Have fun if you get one, but I'll mention these words of personal wisdom:
>Don't expect an EQ to completely or accurately fix what you perceive to be wrong with your sound.
>Whatever good it can do, expect to pay a price in other areas, and it may be heavier.
>As my system got better over the years, I found I had less and less call to ever employ either one of my two equalizers for normal listening, even with poor source material. This is not entirely a matter of not needing to correct for non-flat response, either; many of the perceived problems I no longer am troubled by have as much to do with reducing other kinds of distortions as they do with eliminating gross frequency response errors - and I don't even have an acoustically-treated room. It is quite possible that your room-treatment has only served to even more fully reveal some basic system flaws which EQ will not correct for (I say this advisedly, without knowing what your system consists of). My EQ's have been steadily relegated by my improving system to just very ocassional diagnostic or dubbing duty, to the general benefit of the sound, and I no longer miss the tone controls of yore even on the majority of shoddily recorded or mastered material (more true of analog than digital, though). This has proven to me that transparency, cleanliness, and inherent neutrality, from the speakers right back to the AC power and including all the electronics and cables in between, are paramount to forcebly induced "flat" response for the attaining of natural listenability.
Whew! Have you been to an ear doctor? (I'm serious.) It seems very unlikely to me that your stereo caused this problem, but if I were you I'd certainly want to find out what did, and what I could do about it.

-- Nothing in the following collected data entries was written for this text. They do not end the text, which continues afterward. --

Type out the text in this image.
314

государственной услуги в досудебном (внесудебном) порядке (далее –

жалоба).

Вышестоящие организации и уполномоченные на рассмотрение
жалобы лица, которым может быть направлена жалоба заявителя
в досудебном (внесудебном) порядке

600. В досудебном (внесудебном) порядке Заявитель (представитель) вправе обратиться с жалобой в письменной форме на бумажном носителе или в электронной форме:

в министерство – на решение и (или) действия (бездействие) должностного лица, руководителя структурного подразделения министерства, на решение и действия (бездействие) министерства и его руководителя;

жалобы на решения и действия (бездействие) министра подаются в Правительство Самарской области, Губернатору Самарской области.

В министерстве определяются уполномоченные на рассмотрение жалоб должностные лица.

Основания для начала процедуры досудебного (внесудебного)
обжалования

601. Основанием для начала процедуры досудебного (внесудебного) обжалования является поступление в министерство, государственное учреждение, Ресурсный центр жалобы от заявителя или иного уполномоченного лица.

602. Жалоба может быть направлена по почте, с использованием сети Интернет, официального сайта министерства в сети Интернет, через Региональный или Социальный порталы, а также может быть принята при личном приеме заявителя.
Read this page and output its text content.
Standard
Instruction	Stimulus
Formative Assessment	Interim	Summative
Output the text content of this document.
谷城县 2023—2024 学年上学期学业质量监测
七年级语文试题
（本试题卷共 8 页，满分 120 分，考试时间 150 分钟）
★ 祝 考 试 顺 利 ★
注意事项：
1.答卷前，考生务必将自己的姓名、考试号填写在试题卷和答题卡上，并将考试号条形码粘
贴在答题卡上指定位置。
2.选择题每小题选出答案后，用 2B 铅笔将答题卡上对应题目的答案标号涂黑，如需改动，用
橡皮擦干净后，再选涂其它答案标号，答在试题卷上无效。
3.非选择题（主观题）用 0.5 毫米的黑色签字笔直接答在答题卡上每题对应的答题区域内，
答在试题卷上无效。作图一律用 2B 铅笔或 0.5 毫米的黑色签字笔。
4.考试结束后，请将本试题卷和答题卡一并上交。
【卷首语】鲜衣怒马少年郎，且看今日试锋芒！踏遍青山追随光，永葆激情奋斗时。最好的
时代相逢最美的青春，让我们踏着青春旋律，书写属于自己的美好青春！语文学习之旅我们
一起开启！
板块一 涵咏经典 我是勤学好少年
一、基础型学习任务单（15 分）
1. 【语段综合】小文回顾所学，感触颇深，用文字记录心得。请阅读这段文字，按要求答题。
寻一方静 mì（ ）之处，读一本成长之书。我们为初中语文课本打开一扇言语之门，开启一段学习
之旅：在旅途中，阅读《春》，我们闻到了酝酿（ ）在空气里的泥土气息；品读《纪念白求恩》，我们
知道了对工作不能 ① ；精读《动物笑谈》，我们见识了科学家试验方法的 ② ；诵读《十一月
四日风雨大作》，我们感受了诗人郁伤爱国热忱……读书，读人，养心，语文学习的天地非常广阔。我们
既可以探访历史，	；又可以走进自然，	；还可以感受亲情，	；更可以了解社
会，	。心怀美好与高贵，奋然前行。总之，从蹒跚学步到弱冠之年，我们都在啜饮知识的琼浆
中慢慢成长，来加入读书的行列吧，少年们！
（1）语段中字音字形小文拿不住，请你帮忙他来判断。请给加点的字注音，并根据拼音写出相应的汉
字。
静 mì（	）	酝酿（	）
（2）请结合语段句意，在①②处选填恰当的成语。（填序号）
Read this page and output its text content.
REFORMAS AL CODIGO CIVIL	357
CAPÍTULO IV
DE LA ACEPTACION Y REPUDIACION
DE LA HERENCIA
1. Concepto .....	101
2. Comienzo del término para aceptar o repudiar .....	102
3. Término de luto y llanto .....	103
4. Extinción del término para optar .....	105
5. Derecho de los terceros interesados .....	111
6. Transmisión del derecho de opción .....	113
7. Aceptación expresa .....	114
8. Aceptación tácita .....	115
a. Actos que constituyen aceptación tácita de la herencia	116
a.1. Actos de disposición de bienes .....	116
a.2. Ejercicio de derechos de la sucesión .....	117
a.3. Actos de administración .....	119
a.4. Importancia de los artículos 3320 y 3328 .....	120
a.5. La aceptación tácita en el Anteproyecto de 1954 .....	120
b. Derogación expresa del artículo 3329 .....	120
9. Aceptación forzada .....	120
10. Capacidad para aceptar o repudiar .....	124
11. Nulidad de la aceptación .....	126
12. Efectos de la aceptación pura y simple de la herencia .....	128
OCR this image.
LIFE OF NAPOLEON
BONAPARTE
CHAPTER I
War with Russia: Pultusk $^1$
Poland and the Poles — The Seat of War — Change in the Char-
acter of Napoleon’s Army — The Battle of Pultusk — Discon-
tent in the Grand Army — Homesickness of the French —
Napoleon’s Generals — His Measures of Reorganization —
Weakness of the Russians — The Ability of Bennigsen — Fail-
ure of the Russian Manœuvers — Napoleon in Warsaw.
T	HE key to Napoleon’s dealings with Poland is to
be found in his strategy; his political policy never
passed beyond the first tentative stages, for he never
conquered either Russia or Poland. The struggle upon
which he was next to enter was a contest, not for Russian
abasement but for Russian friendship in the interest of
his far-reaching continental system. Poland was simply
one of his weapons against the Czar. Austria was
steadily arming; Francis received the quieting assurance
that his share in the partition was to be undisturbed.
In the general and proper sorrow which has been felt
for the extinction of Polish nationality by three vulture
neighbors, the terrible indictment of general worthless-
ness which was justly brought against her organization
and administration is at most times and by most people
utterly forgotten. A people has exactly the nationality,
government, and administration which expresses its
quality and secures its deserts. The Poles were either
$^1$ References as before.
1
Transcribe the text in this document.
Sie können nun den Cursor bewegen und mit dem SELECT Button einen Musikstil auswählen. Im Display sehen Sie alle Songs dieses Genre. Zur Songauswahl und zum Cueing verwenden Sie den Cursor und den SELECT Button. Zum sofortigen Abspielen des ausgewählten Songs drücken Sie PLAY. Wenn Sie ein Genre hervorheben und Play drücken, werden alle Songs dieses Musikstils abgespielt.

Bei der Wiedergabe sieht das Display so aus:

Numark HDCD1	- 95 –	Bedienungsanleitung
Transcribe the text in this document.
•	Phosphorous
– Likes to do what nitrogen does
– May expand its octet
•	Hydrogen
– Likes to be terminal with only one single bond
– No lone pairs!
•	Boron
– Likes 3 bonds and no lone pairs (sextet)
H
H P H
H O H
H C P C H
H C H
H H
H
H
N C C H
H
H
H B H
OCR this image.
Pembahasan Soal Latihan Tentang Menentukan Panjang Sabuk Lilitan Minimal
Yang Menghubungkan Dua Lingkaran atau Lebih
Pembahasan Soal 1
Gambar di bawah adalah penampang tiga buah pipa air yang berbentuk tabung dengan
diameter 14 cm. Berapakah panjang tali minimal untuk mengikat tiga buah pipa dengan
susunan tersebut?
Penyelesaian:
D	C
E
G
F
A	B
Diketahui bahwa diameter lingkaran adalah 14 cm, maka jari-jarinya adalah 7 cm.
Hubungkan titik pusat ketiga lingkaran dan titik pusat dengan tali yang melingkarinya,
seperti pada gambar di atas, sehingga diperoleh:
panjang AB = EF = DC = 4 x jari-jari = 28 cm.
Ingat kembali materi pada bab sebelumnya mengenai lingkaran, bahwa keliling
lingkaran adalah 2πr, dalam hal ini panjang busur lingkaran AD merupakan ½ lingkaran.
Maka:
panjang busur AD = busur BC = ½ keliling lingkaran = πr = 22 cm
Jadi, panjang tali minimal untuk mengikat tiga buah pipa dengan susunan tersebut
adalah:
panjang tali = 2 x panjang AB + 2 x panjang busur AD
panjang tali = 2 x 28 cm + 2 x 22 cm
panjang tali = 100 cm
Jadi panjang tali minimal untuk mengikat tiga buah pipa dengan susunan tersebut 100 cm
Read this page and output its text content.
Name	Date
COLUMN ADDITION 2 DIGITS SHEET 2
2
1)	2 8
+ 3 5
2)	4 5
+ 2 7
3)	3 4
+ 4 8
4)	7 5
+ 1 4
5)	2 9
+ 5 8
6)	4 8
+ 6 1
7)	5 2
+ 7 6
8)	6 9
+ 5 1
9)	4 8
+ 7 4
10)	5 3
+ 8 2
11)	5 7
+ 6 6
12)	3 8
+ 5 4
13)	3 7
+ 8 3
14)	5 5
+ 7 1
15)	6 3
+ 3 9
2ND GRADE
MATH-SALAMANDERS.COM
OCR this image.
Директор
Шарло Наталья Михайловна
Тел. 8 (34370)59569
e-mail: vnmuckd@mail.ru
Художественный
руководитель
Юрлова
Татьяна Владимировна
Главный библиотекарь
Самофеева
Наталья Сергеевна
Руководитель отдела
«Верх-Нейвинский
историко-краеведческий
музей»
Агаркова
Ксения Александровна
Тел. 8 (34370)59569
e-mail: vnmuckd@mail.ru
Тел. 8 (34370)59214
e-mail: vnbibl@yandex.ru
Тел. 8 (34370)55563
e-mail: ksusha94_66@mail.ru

Your concern is not with "good" sound in the home, but with sound that is personally tolerable to you. If a boombox with the treble turned down can give you pain, an EQ may not help you much with your system. You need to get some auditory testing done. No one wants you to "turn your room into an anechoic chamber", and besides it seems as if you have already gone a long way towards that end. Attenuating the treble may do something, but it won't make your CD's sound like a live orchestra - the differences you heard have as much to do with the effects of mic'ing as they do with your system's balance or the CD medium.

To address your specific questions from above:

1) A parametric EQ will work fine on high frequencies. I think you may be misunderstanding what Rives is getting at with his description of his company's device. It sounds like a brilliant bit of applied engineering to me, but in any case not what you are after here. It is designed to deal with bass frequency room modes specifically.

2) Nothing is "bad" about graphic EQ for your application. In fact, a graphic model might well be the easiest thing to try out in order to satisfy your curiousity.

You are obviously not primarily concerned with "audiophile-approved" solutions, and besides it's not at all clear that there will even be a satisfactory solution to your dilemma. It would be easy to say, with the benefit of hindsight, that a B&W/Musical Fidelity system probably wasn't the best choice for your particular set of ears in your small room, but that's no guarantee you'd feel very much differently had you bought something like a tube electronics/electrostatic speaker system or a SET/small monitor system instead, or even purged your CD's and went all-analog. The devices you are looking at are relatively cheap, so buy one and do some experimenting if you like, but by all means get yourself to a specialist who might be able to help you with your fundamental auditory issue. Best of luck to you!